The BBC announced on Friday September 2 that it had donated 1.42 million pounds (1.64 million euros) to charities linked to Princess Diana. According to the British audiovisual group, this is the equivalent of the revenue generated by the very controversial interview carried out in 1995 with Lady Di.
“A sum of 1.42 million pounds has been divided equally between seven associations linked to the princess”, says the BBC. Among them, associations for the homeless, children, patients with AIDS or leprosy, so many humanitarian causes dear to the princess who died twenty-five years ago.
Deceptive methods
These donations are a new episode in the saga around deceptive methods – with lies and false documents – employed to organize this shocking interview which set the BBC audience records in 1995. The BBC has reiterated his apologies for the circumstances in which the interview was conducted.

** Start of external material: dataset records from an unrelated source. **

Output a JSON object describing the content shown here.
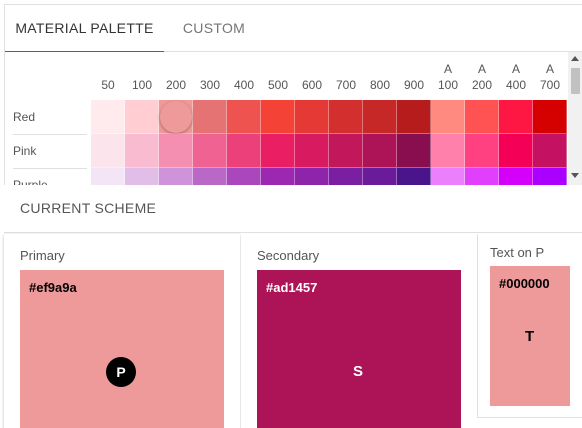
{
  "tabs": [
    {
      "label": "MATERIAL PALETTE",
      "active": true
    },
    {
      "label": "CUSTOM",
      "active": false
    }
  ],
  "palette": {
    "columns": [
      {
        "a": "",
        "n": "50"
      },
      {
        "a": "",
        "n": "100"
      },
      {
        "a": "",
        "n": "200"
      },
      {
        "a": "",
        "n": "300"
      },
      {
        "a": "",
        "n": "400"
      },
      {
        "a": "",
        "n": "500"
      },
      {
        "a": "",
        "n": "600"
      },
      {
        "a": "",
        "n": "700"
      },
      {
        "a": "",
        "n": "800"
      },
      {
        "a": "",
        "n": "900"
      },
      {
        "a": "A",
        "n": "100"
      },
      {
        "a": "A",
        "n": "200"
      },
      {
        "a": "A",
        "n": "400"
      },
      {
        "a": "A",
        "n": "700"
      }
    ],
    "rows": [
      {
        "name": "Red",
        "colors": [
          "#ffebee",
          "#ffcdd2",
          "#ef9a9a",
          "#e57373",
          "#ef5350",
          "#f44336",
          "#e53935",
          "#d32f2f",
          "#c62828",
          "#b71c1c",
          "#ff8a80",
          "#ff5252",
          "#ff1744",
          "#d50000"
        ],
        "selected_index": 2
      },
      {
        "name": "Pink",
        "colors": [
          "#fce4ec",
          "#f8bbd0",
          "#f48fb1",
          "#f06292",
          "#ec407a",
          "#e91e63",
          "#d81b60",
          "#c2185b",
          "#ad1457",
          "#880e4f",
          "#ff80ab",
          "#ff4081",
          "#f50057",
          "#c51162"
        ],
        "selected_index": -1
      },
      {
        "name": "Purple",
        "colors": [
          "#f3e5f5",
          "#e1bee7",
          "#ce93d8",
          "#ba68c8",
          "#ab47bc",
          "#9c27b0",
          "#8e24aa",
          "#7b1fa2",
          "#6a1b9a",
          "#4a148c",
          "#ea80fc",
          "#e040fb",
          "#d500f9",
          "#aa00ff"
        ],
        "selected_index": -1
      }
    ]
  },
  "scheme": {
    "title": "CURRENT SCHEME",
    "primary": {
      "label": "Primary",
      "hex": "#ef9a9a",
      "color": "#ef9a9a",
      "text_color": "#000000",
      "badge": "P"
    },
    "secondary": {
      "label": "Secondary",
      "hex": "#ad1457",
      "color": "#ad1457",
      "text_color": "#ffffff",
      "letter": "S"
    },
    "text_on_primary": {
      "label": "Text on P",
      "hex": "#000000",
      "color": "#ef9a9a",
      "text_color": "#000000",
      "letter": "T"
    }
  }
}
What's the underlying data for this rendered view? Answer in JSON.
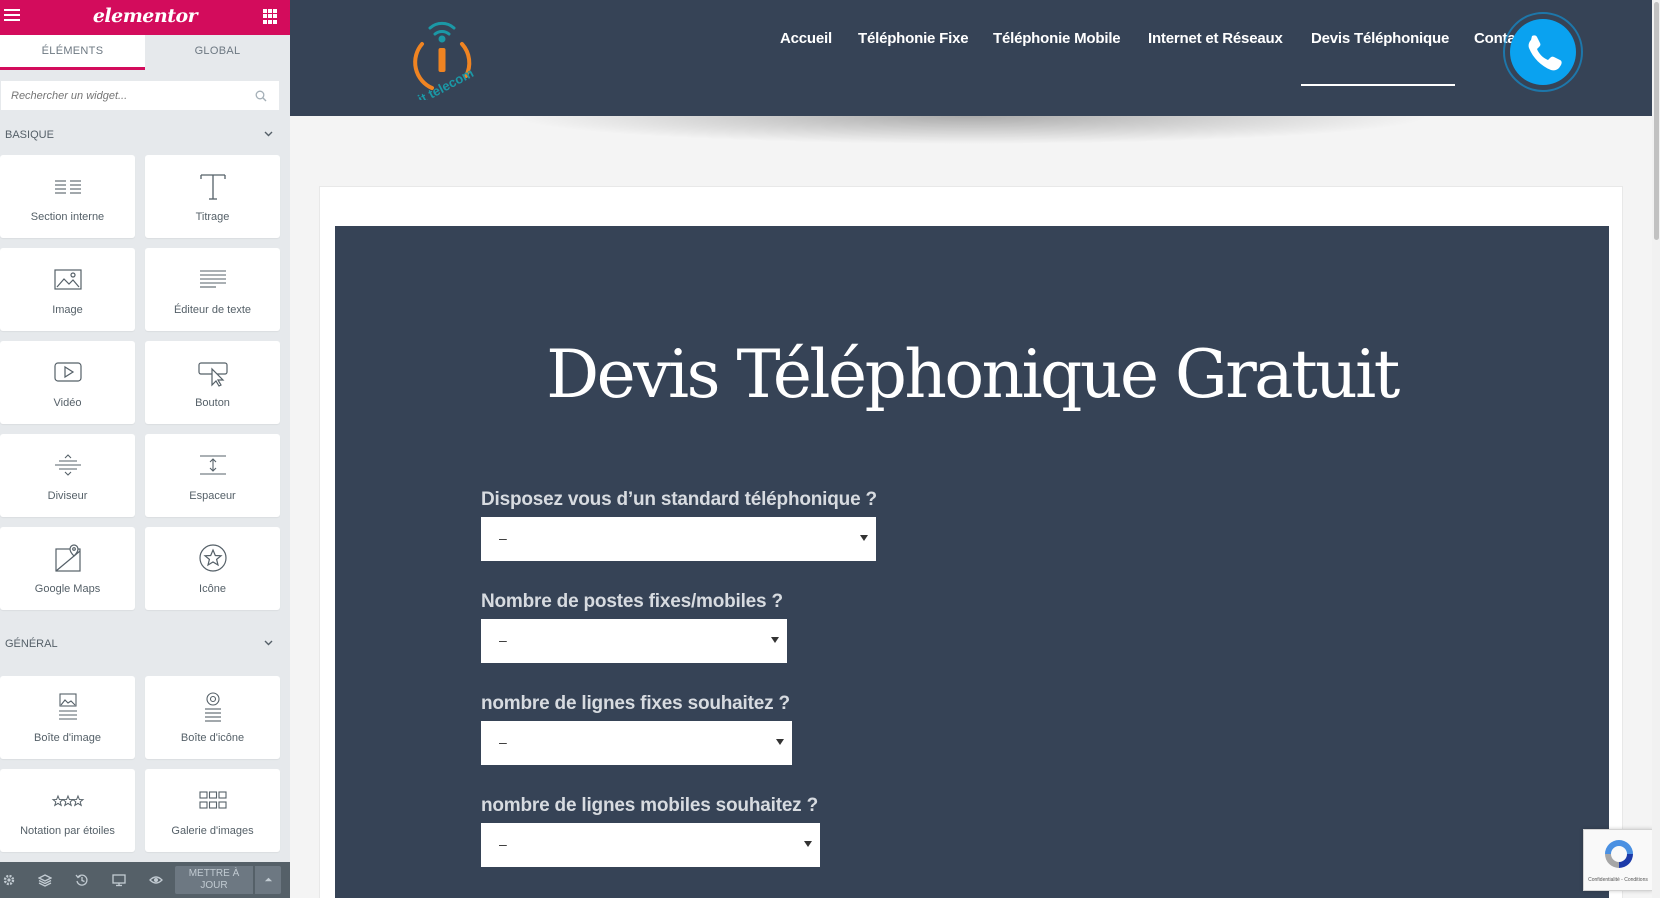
{
  "panel": {
    "brand": "elementor",
    "tabs": [
      "ÉLÉMENTS",
      "GLOBAL"
    ],
    "search_placeholder": "Rechercher un widget...",
    "categories": [
      {
        "title": "BASIQUE",
        "widgets": [
          "Section interne",
          "Titrage",
          "Image",
          "Éditeur de texte",
          "Vidéo",
          "Bouton",
          "Diviseur",
          "Espaceur",
          "Google Maps",
          "Icône"
        ]
      },
      {
        "title": "GÉNÉRAL",
        "widgets": [
          "Boîte d'image",
          "Boîte d'icône",
          "Notation par étoiles",
          "Galerie d'images"
        ]
      }
    ],
    "footer": {
      "update_label": "METTRE À JOUR"
    }
  },
  "site": {
    "logo_text": "it telecom",
    "nav": [
      "Accueil",
      "Téléphonie Fixe",
      "Téléphonie Mobile",
      "Internet et Réseaux",
      "Devis Téléphonique",
      "Conta"
    ],
    "active_nav": "Devis Téléphonique",
    "title": "Devis Téléphonique Gratuit",
    "questions": [
      {
        "label": "Disposez vous d’un standard téléphonique ?",
        "value": "–"
      },
      {
        "label": "Nombre de postes fixes/mobiles ?",
        "value": "–"
      },
      {
        "label": "nombre de lignes fixes souhaitez ?",
        "value": "–"
      },
      {
        "label": "nombre de lignes mobiles souhaitez ?",
        "value": "–"
      }
    ],
    "recaptcha_text": "Confidentialité - Conditions"
  },
  "colors": {
    "brand": "#d30c5c",
    "header": "#364356",
    "call_button": "#0aa2f0"
  }
}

“We were three in this marriage”, had notably declared the princess of Wales in this interview, in reference to the mistress of Charles, Camilla. Diana also recognizes, in front of 23 million viewers, an extramarital relationship. In an independent report published in May 2021, former Supreme Court Justice John Dyson shed light on journalist Martin Bashir’s deceptive methods to land the interview and slammed the BBC for his handling of the case.
The BBC has already compensated Lady Di’s former private secretary and reached a financial settlement with a graphic designer who was dismissed after exposing the journalist’s misleading methods. The group also agreed in July to pay “significant” damages to the former nanny of princes William and Harry, targeted by false allegations to win the interview-event.